Existential Psychology
Advice On How To Give Advice
When you let people know that they’re doing a good job and that they can add to their life skill tool belt by doing such and such a little differently they tend to be much more receptive than if you start with the premise that they’re doing badly and need to fix what they’re doing wrong.
It should be immediately obvious why strategy number one works better than strategy number two. No one likes being put under the microscope unless the attention is positive and sometimes not even then. It’s extremely aversive, extremely negatively reinforcing, to hear we’re deficient in some area. We want to be recognized and appreciated for our successes not maligned for our failures. And the standard psychological solution is to simply shut down, to disregard what’s being said while cultivating hostility for the person saying it.
Yet most advice givers choose strategy number two and the potentially helpful information ends up falling on deaf ears. This bad outcome has more to do with the psychologies of the advice givers than it does with the advice receivers.
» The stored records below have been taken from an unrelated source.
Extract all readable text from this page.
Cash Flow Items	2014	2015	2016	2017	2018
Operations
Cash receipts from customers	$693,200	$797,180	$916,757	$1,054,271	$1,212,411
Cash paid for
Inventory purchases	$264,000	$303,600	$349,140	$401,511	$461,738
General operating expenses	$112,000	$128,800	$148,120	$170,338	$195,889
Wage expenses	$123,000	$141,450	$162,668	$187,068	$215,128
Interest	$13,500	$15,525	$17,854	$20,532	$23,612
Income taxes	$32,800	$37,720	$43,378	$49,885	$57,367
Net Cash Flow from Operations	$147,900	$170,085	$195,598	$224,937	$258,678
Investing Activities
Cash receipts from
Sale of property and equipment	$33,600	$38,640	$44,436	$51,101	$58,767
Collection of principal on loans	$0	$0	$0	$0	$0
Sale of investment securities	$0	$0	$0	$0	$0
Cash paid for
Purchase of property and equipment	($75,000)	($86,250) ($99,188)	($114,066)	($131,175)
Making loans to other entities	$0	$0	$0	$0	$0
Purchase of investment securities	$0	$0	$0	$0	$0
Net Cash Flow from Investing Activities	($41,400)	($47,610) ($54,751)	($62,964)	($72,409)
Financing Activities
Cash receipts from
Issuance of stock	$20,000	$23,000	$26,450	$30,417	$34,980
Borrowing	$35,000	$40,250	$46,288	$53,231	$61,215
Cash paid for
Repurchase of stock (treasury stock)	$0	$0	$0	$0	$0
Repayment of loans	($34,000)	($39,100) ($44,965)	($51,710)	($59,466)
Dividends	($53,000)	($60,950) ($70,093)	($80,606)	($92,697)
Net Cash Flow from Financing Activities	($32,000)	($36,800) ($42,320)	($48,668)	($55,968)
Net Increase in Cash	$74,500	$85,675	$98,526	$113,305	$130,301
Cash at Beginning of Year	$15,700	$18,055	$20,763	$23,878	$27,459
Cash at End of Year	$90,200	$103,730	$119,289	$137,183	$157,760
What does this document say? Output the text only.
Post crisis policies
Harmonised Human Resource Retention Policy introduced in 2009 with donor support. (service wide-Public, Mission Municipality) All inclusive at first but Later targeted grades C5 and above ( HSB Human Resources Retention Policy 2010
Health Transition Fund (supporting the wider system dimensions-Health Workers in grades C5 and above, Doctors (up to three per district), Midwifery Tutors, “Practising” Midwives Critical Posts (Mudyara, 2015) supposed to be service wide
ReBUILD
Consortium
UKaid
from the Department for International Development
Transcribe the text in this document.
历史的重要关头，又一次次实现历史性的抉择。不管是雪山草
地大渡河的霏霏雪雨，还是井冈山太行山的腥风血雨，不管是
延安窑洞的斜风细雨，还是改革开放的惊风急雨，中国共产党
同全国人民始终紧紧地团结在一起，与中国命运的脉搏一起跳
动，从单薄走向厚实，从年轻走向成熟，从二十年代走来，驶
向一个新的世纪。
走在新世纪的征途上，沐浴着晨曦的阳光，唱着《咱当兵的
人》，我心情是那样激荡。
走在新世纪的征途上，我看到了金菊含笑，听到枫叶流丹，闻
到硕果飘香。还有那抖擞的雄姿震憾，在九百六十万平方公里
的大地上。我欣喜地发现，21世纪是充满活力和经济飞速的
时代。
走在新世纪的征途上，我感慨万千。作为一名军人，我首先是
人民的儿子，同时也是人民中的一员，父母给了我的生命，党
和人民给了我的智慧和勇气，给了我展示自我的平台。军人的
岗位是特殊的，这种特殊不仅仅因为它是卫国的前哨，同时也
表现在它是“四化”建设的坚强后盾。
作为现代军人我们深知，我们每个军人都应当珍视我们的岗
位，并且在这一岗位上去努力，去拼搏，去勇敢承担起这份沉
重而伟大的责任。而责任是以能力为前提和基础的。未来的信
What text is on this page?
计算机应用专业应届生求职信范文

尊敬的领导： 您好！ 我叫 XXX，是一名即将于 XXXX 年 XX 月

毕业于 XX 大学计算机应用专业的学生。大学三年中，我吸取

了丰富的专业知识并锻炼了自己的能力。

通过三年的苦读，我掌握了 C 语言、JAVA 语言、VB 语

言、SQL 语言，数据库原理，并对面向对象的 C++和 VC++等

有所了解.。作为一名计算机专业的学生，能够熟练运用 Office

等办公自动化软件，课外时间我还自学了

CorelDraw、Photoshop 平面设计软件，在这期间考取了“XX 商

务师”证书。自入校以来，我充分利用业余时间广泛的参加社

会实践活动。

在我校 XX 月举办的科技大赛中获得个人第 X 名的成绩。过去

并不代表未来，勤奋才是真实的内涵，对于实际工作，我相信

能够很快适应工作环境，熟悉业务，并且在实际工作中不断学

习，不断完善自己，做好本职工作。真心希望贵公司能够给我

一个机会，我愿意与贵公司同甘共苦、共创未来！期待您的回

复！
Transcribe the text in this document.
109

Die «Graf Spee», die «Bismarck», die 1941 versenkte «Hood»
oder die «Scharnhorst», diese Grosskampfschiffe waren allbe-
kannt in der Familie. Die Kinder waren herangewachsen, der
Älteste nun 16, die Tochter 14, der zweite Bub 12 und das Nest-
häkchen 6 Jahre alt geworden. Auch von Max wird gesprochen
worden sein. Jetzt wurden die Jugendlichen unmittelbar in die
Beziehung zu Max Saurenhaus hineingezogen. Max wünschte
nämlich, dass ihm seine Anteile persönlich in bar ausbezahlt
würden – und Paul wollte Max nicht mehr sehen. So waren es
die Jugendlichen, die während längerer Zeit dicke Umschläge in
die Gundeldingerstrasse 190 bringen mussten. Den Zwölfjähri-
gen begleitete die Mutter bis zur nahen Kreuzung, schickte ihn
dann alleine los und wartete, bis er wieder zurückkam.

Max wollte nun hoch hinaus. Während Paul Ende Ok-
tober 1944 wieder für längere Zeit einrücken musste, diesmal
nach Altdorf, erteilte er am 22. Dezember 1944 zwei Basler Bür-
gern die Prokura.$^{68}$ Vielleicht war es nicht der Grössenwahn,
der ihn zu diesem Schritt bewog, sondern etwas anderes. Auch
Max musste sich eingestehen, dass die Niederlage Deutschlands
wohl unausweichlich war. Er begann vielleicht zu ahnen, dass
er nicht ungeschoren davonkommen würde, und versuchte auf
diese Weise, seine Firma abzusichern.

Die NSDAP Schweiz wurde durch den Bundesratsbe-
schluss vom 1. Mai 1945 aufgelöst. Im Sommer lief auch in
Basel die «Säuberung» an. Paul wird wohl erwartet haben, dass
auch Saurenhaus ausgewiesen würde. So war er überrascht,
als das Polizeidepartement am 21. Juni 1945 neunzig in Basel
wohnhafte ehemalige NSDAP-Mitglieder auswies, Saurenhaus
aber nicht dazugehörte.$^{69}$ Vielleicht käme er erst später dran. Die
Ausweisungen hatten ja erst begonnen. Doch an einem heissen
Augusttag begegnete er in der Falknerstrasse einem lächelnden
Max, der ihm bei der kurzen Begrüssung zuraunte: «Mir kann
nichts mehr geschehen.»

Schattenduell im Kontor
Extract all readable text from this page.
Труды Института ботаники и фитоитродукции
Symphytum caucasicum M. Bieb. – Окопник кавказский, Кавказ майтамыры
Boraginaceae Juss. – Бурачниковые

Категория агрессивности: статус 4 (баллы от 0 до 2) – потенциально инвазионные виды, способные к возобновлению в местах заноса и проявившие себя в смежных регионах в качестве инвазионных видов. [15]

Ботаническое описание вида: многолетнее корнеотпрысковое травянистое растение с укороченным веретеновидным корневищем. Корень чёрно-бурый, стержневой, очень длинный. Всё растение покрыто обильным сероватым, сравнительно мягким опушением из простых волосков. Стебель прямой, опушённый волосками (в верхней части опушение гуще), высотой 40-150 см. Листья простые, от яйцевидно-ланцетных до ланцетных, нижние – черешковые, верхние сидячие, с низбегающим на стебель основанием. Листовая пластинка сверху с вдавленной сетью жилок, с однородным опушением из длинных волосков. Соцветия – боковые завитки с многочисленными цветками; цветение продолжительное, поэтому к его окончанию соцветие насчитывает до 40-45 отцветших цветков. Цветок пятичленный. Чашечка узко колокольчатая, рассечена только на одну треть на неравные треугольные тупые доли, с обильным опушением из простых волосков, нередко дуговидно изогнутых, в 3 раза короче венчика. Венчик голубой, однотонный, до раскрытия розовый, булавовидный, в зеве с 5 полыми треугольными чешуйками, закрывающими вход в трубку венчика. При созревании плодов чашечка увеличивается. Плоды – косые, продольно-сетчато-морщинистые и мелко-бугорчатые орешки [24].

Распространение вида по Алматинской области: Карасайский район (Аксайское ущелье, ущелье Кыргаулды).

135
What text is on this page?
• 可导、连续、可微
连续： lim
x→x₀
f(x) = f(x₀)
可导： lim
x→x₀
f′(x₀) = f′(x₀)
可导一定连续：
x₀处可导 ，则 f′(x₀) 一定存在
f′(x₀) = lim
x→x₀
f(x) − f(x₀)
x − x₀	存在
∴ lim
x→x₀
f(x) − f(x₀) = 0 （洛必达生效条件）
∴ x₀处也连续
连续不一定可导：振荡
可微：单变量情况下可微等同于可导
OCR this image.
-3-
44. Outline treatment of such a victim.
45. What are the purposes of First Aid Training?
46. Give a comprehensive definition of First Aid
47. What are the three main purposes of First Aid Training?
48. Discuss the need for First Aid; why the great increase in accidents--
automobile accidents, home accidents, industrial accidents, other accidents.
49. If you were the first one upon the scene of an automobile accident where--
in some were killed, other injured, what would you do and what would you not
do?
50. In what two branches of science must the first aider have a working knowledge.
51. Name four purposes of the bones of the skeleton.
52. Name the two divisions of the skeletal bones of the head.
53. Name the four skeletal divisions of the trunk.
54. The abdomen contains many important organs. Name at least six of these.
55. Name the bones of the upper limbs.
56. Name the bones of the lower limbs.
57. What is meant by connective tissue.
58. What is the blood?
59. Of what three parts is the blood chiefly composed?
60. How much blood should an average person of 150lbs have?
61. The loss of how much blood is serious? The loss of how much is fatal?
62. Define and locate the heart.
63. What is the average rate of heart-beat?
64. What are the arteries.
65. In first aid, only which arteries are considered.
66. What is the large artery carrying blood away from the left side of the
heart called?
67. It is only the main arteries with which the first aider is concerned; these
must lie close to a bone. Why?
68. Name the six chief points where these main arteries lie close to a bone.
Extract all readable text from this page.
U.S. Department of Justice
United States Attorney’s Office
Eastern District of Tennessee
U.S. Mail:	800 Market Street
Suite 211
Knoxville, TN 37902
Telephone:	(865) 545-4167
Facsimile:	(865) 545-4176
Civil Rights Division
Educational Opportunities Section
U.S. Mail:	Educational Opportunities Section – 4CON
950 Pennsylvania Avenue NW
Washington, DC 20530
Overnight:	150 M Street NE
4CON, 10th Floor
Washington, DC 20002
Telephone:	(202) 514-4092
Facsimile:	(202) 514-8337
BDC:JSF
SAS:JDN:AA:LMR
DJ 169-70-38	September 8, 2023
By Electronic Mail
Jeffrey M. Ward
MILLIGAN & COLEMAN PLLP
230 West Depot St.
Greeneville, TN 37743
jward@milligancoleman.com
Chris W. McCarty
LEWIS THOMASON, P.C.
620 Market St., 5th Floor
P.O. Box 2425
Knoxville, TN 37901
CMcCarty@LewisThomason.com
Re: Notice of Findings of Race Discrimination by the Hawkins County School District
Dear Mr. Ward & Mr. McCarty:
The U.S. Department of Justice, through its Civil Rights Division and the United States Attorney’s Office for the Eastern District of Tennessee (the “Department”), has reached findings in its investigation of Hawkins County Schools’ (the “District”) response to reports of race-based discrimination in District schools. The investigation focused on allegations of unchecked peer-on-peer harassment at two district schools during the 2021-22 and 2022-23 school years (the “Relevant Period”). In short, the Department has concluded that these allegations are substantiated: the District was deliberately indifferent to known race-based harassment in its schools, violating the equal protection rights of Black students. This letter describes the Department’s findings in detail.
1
The problem is that a lot of advice givers out there are more interested in themselves than they are in the people they’re supposedly trying to help. Information that appears to be directed outwards is in actuality directed inwards, it fulfills emotional and psychological needs like wanting to appear wise or feel superior, for example. It doesn’t come from a place of really caring about the growth and self-actualization of the other, this is just the packaging.
If we’re really sensitive to the life situations and psychologies of the people we’re trying to help, not just forcing our own viewpoints upon them, it’s usually quite easy to find and celebrate the various areas where these people really are doing a good job, areas where they’ve had to confront and overcome obstacles. Because what’s easy for one person is challenging for another and vice versa, we all have different blind spots, different strengths and weaknesses, different innate talents and abilities.
If we’re really interested in helping people it’s not enough to transmit helpful information. We have to consider the way we package that information so that the psychology of the unique individual in question is in a place to accept it. Otherwise we’re just wasting our time and we’re proving that we have no idea what that person wants or needs we only what we ourselves want or need.